Tanto José Serra, quanto Aécio Neves, têm muito bons secretários de Meio Ambiente. Mas a questão ambiental e climática ainda permanece como um acessório nos dois governos e não como vetor principal das decisões, como Marina Silva pensa que deva ser. Marina está em boa companhia nessa convicção: concordam com ela as principais lideranças social-democráticas européias, o presidente Obama, do EUA, o primeiro-ministro Gordon Brown, do Reino Unido, e lideranças mais conservadoras como Angela Merkl, da Alemanha, e Nicholas Sarkozy, da França.
Muitos setores petistas vêem, equivocadamente, a candidatura de Marina Silva, como uma espécie de linha auxiliar da candidatura tucana de José Serra. Sua função seria tirar votos de Dilma para ajudar a eleger Serra. Fora a visão conspiratória, essa análise não tem fundamento.
Essa eleição tem tudo, menos resultado certo no momento. A vantagem de Serra nas pesquisas é recall, terá que ser confirmada na campanha. Se ele for candidato e conseguir converter os 30% de pesquisa que tem hoje em voto, pode se qualificar para o segundo turno. Tanto Dilma, quanto Marina, quanto Ciro Gomes têm, em princípio, condições de se qualificar também. Se o candidato for Aécio, todos ficam mais ou menos nivelados na partida. É claro que Marina Silva aumenta a competição e ocupa espaço próprio, podendo tirar votos tanto de quem disputar representando o status quo do PT, quanto de quem disputar pelo PSDB. Não há favoritos hoje nessa disputa ainda longínqua.
Em que espaços ela disputa com Dilma, podendo levar vantagem? Entre os eleitores petistas – e não são poucos – desencantados com o comportamento ético do partido; entre os ambientalistas do PT; no eleitorado feminino; no eleitorado jovem, muito mais simpático a uma mensagem ambientalista que tenha credibilidade; no eleitorado negro; no eleitorado com preocupações sociais; no Norte.

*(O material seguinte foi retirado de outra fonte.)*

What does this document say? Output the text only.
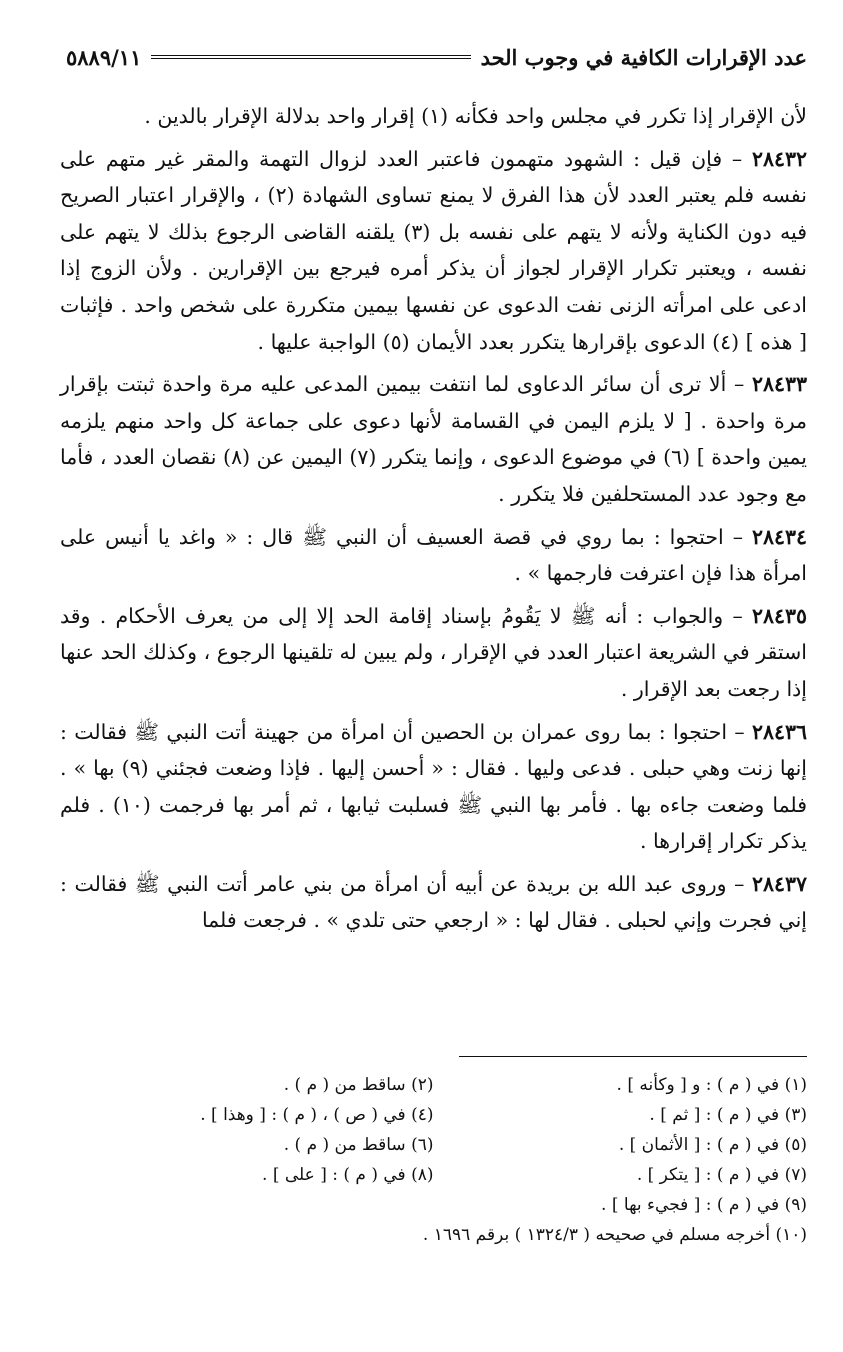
عدد الإقرارات الكافية في وجوب الحد
٥٨٨٩/١١

لأن الإقرار إذا تكرر في مجلس واحد فكأنه (١) إقرار واحد بدلالة الإقرار بالدين .

٢٨٤٣٢ – فإن قيل : الشهود متهمون فاعتبر العدد لزوال التهمة والمقر غير متهم على نفسه فلم يعتبر العدد لأن هذا الفرق لا يمنع تساوى الشهادة (٢) ، والإقرار اعتبار الصريح فيه دون الكناية ولأنه لا يتهم على نفسه بل (٣) يلقنه القاضى الرجوع بذلك لا يتهم على نفسه ، ويعتبر تكرار الإقرار لجواز أن يذكر أمره فيرجع بين الإقرارين . ولأن الزوج إذا ادعى على امرأته الزنى نفت الدعوى عن نفسها بيمين متكررة على شخص واحد . فإثبات [ هذه ] (٤) الدعوى بإقرارها يتكرر بعدد الأيمان (٥) الواجبة عليها .

٢٨٤٣٣ – ألا ترى أن سائر الدعاوى لما انتفت بيمين المدعى عليه مرة واحدة ثبتت بإقرار مرة واحدة . [ لا يلزم اليمن في القسامة لأنها دعوى على جماعة كل واحد منهم يلزمه يمين واحدة ] (٦) في موضوع الدعوى ، وإنما يتكرر (٧) اليمين عن (٨) نقصان العدد ، فأما مع وجود عدد المستحلفين فلا يتكرر .

٢٨٤٣٤ – احتجوا : بما روي في قصة العسيف أن النبي ﷺ قال : « واغد يا أنيس على امرأة هذا فإن اعترفت فارجمها » .

٢٨٤٣٥ – والجواب : أنه ﷺ لا يَقُومُ بإسناد إقامة الحد إلا إلى من يعرف الأحكام . وقد استقر في الشريعة اعتبار العدد في الإقرار ، ولم يبين له تلقينها الرجوع ، وكذلك الحد عنها إذا رجعت بعد الإقرار .

٢٨٤٣٦ – احتجوا : بما روى عمران بن الحصين أن امرأة من جهينة أتت النبي ﷺ فقالت : إنها زنت وهي حبلى . فدعى وليها . فقال : « أحسن إليها . فإذا وضعت فجئني (٩) بها » . فلما وضعت جاءه بها . فأمر بها النبي ﷺ فسلبت ثيابها ، ثم أمر بها فرجمت (١٠) . فلم يذكر تكرار إقرارها .

٢٨٤٣٧ – وروى عبد الله بن بريدة عن أبيه أن امرأة من بني عامر أتت النبي ﷺ فقالت : إني فجرت وإني لحبلى . فقال لها : « ارجعي حتى تلدي » . فرجعت فلما

(١) في ( م ) : و [ وكأنه ] .
(٢) ساقط من ( م ) .
(٣) في ( م ) : [ ثم ] .
(٤) في ( ص ) ، ( م ) : [ وهذا ] .
(٥) في ( م ) : [ الأثمان ] .
(٦) ساقط من ( م ) .
(٧) في ( م ) : [ يتكر ] .
(٨) في ( م ) : [ على ] .
(٩) في ( م ) : [ فجيء بها ] .
(١٠) أخرجه مسلم في صحيحه ( ١٣٢٤/٣ ) برقم ١٦٩٦ .
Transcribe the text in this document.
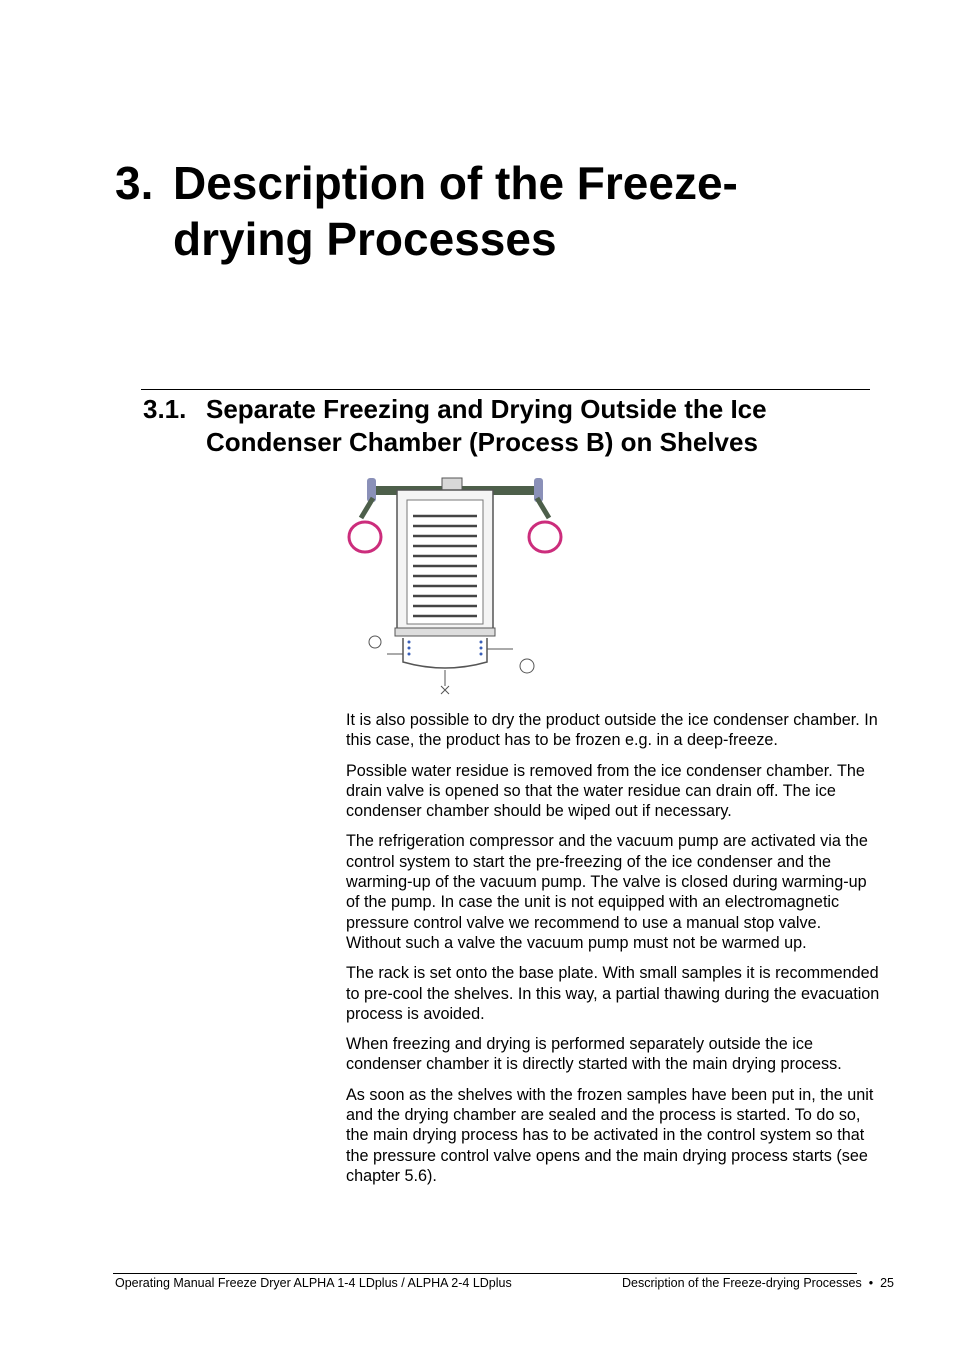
3. Description of the Freeze-drying Processes
3.1. Separate Freezing and Drying Outside the Ice Condenser Chamber (Process B) on Shelves

It is also possible to dry the product outside the ice condenser chamber. In this case, the product has to be frozen e.g. in a deep-freeze.

Possible water residue is removed from the ice condenser chamber. The drain valve is opened so that the water residue can drain off. The ice condenser chamber should be wiped out if necessary.

The refrigeration compressor and the vacuum pump are activated via the control system to start the pre-freezing of the ice condenser and the warming-up of the vacuum pump. The valve is closed during warming-up of the pump. In case the unit is not equipped with an electromagnetic pressure control valve we recommend to use a manual stop valve. Without such a valve the vacuum pump must not be warmed up.

The rack is set onto the base plate. With small samples it is recommended to pre-cool the shelves. In this way, a partial thawing during the evacuation process is avoided.

When freezing and drying is performed separately outside the ice condenser chamber it is directly started with the main drying process.

As soon as the shelves with the frozen samples have been put in, the unit and the drying chamber are sealed and the process is started. To do so, the main drying process has to be activated in the control system so that the pressure control valve opens and the main drying process starts (see chapter 5.6).

Operating Manual Freeze Dryer ALPHA 1-4 LDplus / ALPHA 2-4 LDplus	Description of the Freeze-drying Processes • 25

Mas ela disputa espaço também com os tucanos, Serra ou Aécio: no eleitorado jovem; no eleitorado feminino; no eleitorado negro; no eleitorado com preocupações sociais; no eleitorado ambientalista não-petista (existem e não são poucos); no Norte-Nordeste.
Marina Silva não fará o discurso da eficiência, embora possa ficar tentada a fazê-lo em relação à sua gestão no Meio Ambiente. Mas o centro de sua campanha será uma proposta sócio-ambientalista. Se ela puxar muito para o lado extrativista e comunitário, perde espaço junto à classe média urbana, que quer ver uma proposta com maior conteúdo científico e tecnológico para o enfrentamento da questão climática e proteção da Amazônia. O discurso extrativista tem força no Norte-Nordeste e em parte da esquerda do Centro-Sul, mas deixaria o eleitorado urbano dessas regiões, com preocupações ambientalistas, porém mais ao centro do espectro ideológico, aberto à pregação dos tucanos.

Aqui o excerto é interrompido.